Jetzt soll mir aber bitte mal jemand erklären, wie irgendjemand ernsthaft glauben kann, dass wenn er auf seine Rechte und erweiterten Klagemöglichkeiten verzichtet, mehr Selbstbestimmung haben wird?
Darum ist diese Initiative sicher nichts, was die Schweizer und Schweizerinnen in ihren persönlichen Rechte stärkt! Diese unnötige Initiative dient einzig und alleine dazu, die Institutionen zu schwächen und internationale Verträge durch die Hintertür abzuschaffen, und darum ist sie selbst bei sehr oberflächlicher Betrachtung in Bausch und Bogen abzulehnen!

Genau so ist es mit dieser Initiative. Wer sie bejaht, stimmt selbst einer Schmälerung seiner eigenen Rechte zu – ein Eigentor par excellence. Natürlich hätte man in diesem Fall nur noch „eigene Richter“, doch Hand aufs Herz, wer von uns kennt nur schon die Namen der amtierenden Bundesrichter.

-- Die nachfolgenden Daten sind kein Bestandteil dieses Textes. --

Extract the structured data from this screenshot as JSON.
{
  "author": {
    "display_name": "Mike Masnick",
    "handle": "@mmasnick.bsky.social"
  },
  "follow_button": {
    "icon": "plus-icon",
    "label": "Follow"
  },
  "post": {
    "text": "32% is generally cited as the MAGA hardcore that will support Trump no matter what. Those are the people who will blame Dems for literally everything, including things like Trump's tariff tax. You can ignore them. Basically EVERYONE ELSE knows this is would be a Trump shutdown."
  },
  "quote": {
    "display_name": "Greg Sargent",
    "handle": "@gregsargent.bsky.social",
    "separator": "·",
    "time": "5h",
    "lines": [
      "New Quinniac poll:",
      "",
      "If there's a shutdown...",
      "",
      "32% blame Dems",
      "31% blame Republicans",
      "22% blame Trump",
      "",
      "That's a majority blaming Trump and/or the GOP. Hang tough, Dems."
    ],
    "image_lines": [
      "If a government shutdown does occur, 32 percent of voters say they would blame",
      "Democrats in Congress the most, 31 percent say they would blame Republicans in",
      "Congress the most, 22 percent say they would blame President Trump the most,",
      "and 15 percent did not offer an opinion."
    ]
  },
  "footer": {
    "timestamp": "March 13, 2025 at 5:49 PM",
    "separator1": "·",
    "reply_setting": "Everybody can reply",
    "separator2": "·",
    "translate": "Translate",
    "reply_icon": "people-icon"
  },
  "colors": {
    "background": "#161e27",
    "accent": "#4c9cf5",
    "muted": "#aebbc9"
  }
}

Ebenso fatal, bei einer Annahme dieser Initiative, wäre die damit verbundene Angleichung all der internationalen Verträge an diese neue Situation, die über Jahre die Bundesverwaltung und die eidg. Räte lahmlegen würde. Die verfahrene Situation die wir uns mit der MEI eingehandelt haben ist da nur ein Vorgeschmack. Wir haben weiss Gott wesentlich wichtigere und dringendere Probleme anzugehen, als uns jahrelang mit Scheinproblemen herumzuschlagen, die eine Politsekte gezielt nur als Marketinginstrument in eigener Sache einsetzt.